Selon les données de WhoScored, les hommes de Mohamed Ouahbi ont réalisé davantage de passes que leurs adversaires (542 contre 501), tout en dominant dans les passes courtes (489 contre 455), les passes longues (40 contre 30) et les centres (13 contre 12). Cette maîtrise technique s'est également traduite par une légère supériorité dans la possession, avec 52 % du ballon en première période puis 53 % après la pause.
Malgré cette domination dans la construction, le Maroc s'est montré peu dangereux dans les trente derniers mètres. La sélection nationale n'a cadré que cinq tentatives, contre 22 frappes pour les Français. Les Bleus ont notamment créé quinze occasions dans le jeu, alors que les Lions de l'Atlas ne se sont procuré que deux situations de cette manière.
Sur coups de pied arrêtés, le Maroc s'est montré légèrement plus menaçant avec quatre occasions, contre trois pour la France, tandis que ses deux contre-attaques n'ont pas trouvé leur conclusion.
La répartition des tirs illustre également cet écart de réalisme. Près de 45 % des tentatives françaises ont été effectuées à l'intérieur de la surface de réparation, dont une partie dans les six mètres, démontrant la capacité des hommes de Didier Deschamps à se créer des occasions franches.

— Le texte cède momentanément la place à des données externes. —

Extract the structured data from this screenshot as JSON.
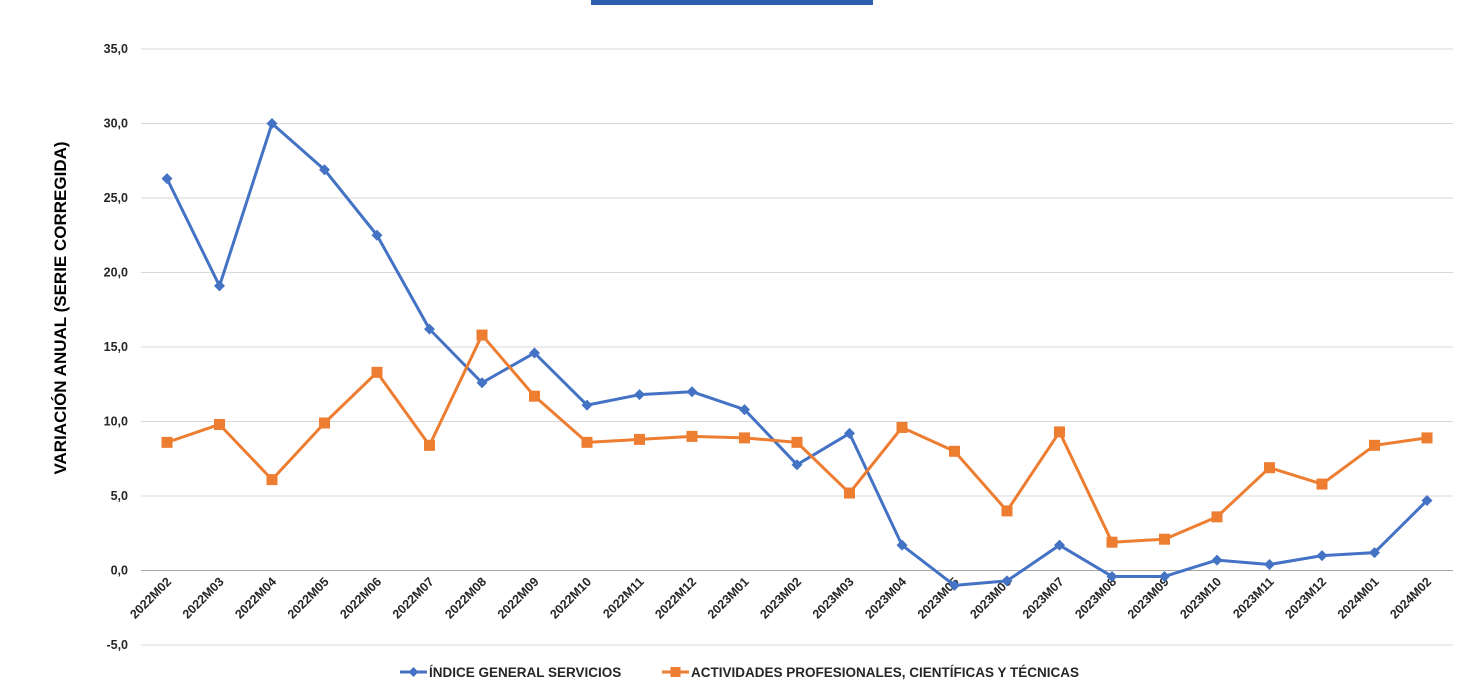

À l'inverse, 80 % des frappes marocaines ont été déclenchées en dehors de la surface, sans véritable présence dans la zone de vérité, signe des difficultés rencontrées pour déséquilibrer le bloc défensif français.
Les données d'Opta confirment cette domination offensive. La France a généré 1,87 but attendu (xG) lors de la seule première période, soit le total le plus élevé enregistré dans un premier acte sans but depuis le début du tournoi.
Si les deux équipes sont rentrées aux vestiaires sur un score nul, c'est en grande partie grâce à Yassine Bounou, auteur de plusieurs interventions décisives, dont un penalty repoussé devant Kylian Mbappé.
Le verrou marocain a finalement cédé après la pause. Mbappé a ouvert le score à la 60e minute avant de servir Ousmane Dembélé, auteur du deuxième but six minutes plus tard, scellant définitivement la qualification française.
Sur le plan individuel, Yassine Bounou a une nouvelle fois été le joueur marocain le plus en vue avec une note de 7,5. Le gardien des Lions de l'Atlas a également égalé le record du plus grand nombre de penalties arrêtés dans l'histoire de la Coupe du monde, avec quatre arrêts en comptant les séances de tirs au but.
En face, Kylian Mbappé a poursuivi son excellent tournoi en inscrivant un but et en délivrant une passe décisive, tandis qu'Ousmane Dembélé, auteur d'une prestation de haut niveau ponctuée par un but, a été désigné homme du match avec une note de 8,5.
Au-delà du score, les statistiques montrent que le Maroc n'a pas été dominé dans la maîtrise du jeu ni dans la possession du ballon. La différence s'est faite dans les zones décisives, où la France a su transformer ses occasions en buts, tandis que les Lions de l'Atlas ont payé leur manque d'efficacité devant le but.